There is now so much evidence easily attained to guide owners as to what their house is realistically worth, that any skill in knowing that figure (valuing) has been hugely diminished in the last ten years. Any homeowner surely has a reasonable fix on where the value stands (accepting more unusual properties are trickier). They will then, in almost all cases, get at least 2 valuations, most probably 3. If a higher figure is given by one, without accompanying evidence, surely they’d start to smell a rat?

I appreciate being told a property is worth more than you thought, more than all the evidence suggests, more than the other agents told you, is alluring. However, if an owner ignores the evidence and agrees to pay a higher fee to the agent promising a pot of gold at the end of the rainbow – and then sign a contract with them that ties them to that agent for an unhealthy period of time – there has to be some responsibility taken by the homeowner too. 

An agent with a long tie in period surely highlights their lack of confidence in actually achieving that price?
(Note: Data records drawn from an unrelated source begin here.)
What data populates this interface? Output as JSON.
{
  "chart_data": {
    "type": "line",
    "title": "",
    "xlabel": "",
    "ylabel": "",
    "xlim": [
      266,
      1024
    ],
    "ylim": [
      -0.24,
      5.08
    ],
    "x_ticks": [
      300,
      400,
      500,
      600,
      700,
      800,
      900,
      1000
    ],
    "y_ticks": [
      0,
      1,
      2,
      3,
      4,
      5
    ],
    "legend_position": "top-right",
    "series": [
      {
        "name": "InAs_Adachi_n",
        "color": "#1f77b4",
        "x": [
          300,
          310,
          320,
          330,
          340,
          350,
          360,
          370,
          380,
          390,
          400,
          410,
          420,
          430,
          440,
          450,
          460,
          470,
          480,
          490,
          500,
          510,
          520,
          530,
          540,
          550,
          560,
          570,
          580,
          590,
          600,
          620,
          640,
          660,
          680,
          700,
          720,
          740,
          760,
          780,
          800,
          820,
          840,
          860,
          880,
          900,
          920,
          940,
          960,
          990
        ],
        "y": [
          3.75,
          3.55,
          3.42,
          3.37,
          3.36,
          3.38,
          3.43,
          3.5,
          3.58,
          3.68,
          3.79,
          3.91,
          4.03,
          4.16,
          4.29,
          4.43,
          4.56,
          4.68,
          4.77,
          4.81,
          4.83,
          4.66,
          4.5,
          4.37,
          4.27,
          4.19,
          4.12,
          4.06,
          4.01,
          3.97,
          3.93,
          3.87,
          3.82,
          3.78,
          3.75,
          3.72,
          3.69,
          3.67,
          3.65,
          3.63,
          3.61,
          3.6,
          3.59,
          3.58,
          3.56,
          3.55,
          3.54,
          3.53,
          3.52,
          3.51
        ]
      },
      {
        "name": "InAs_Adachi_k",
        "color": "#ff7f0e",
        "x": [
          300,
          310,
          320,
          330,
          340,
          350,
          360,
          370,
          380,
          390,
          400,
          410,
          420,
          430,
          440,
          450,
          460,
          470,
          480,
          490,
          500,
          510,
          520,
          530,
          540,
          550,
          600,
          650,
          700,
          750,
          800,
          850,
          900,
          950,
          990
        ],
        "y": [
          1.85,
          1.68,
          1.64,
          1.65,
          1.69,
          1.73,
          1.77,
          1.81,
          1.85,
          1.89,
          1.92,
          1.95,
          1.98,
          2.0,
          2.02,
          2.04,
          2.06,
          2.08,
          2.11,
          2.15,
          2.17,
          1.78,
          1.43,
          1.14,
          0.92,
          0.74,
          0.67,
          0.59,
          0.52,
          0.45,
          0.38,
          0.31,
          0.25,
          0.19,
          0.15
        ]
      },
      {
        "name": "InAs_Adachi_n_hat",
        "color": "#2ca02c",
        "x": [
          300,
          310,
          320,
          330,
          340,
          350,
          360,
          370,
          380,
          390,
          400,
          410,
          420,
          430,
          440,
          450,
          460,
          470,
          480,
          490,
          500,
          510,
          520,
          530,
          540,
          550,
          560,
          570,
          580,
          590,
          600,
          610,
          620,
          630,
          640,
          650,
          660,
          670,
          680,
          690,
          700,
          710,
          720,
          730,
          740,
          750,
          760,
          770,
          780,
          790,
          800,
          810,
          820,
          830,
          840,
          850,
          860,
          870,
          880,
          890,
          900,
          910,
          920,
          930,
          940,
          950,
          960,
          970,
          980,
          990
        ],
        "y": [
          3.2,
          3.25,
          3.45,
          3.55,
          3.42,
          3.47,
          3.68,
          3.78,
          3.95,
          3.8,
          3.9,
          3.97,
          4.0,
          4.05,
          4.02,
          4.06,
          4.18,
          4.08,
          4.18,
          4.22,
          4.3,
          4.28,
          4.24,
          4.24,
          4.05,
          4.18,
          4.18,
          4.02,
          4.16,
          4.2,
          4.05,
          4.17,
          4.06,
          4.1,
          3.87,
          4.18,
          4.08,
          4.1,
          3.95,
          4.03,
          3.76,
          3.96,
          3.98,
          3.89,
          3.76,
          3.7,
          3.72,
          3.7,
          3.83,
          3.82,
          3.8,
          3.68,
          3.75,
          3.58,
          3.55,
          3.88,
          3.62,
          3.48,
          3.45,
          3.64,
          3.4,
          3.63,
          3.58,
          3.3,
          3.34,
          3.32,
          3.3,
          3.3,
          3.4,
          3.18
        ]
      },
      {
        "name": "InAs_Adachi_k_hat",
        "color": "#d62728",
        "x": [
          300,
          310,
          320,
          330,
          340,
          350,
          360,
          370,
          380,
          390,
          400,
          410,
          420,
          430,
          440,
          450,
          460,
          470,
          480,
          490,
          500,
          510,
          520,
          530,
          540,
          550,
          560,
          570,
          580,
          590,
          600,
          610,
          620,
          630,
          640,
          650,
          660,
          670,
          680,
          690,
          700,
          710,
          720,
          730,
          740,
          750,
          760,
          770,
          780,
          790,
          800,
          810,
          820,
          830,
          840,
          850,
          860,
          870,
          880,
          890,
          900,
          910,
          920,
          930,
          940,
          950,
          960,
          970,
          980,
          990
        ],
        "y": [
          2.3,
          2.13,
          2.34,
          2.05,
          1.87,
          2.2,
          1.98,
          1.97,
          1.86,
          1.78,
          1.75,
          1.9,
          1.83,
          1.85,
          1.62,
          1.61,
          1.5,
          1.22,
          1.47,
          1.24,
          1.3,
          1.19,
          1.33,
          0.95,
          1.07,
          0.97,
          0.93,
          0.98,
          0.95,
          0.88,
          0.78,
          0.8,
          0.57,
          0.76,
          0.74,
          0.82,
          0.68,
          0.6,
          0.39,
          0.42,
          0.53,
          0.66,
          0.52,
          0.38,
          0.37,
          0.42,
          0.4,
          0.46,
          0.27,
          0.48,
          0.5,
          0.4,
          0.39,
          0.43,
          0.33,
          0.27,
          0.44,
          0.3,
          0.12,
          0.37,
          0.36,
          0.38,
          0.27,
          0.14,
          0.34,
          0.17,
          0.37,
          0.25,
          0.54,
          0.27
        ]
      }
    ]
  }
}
It’s a practise that was used to establish Foxtons in the 80s and worked for them in a quickly rising market where the inflated price they gave at the time of the valuation, 2 or 3 months later may not look so inflated. If they kept the property on their books, they were on for huge fees. This was also a time when information about house price sale values was nowhere near as freely available, so the homeowner was much less likely to be confident on where the value lay. If The Times had written an article then, it would have had real substance. In my view, this weekend’s article was about 25 years too late.

There is an easy solution to this problem – if it is indeed a problem…
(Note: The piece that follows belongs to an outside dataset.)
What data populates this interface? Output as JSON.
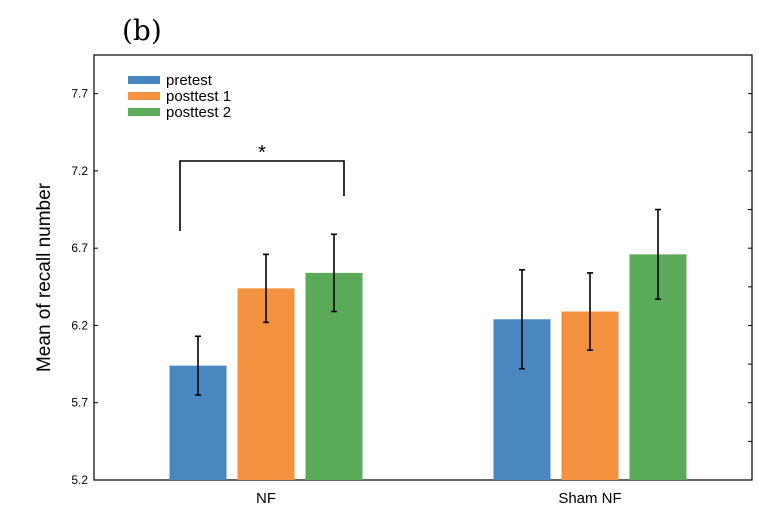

If homeowners never agree to give the agent more than 4 weeks Sole Agency, then the agent couldn’t afford to inflate a price because they were under pressure to deliver viewings and results from the start. If they couldn’t inflate the price, then they wouldn’t have this carrot with which to lure higher fees from the client. Problem solved!

For agents who think 4 weeks is too short to deliver, my experience is that if you’re doing a good job, creating interest, feeding back, updating marketing etc... then your clients stick with you. If you underperform or the relationship isn’t working out, then rather than play the ‘you’re tied in so tough’ card, it’s better for both sides for you to release them and move on without the grief.

My advice to homeowners; rather than haggle for fees and reduce the motivation for the agent, haggle for tie in periods and make sure the agent is under pressure to do what they promised. And be free to move on if they don’t.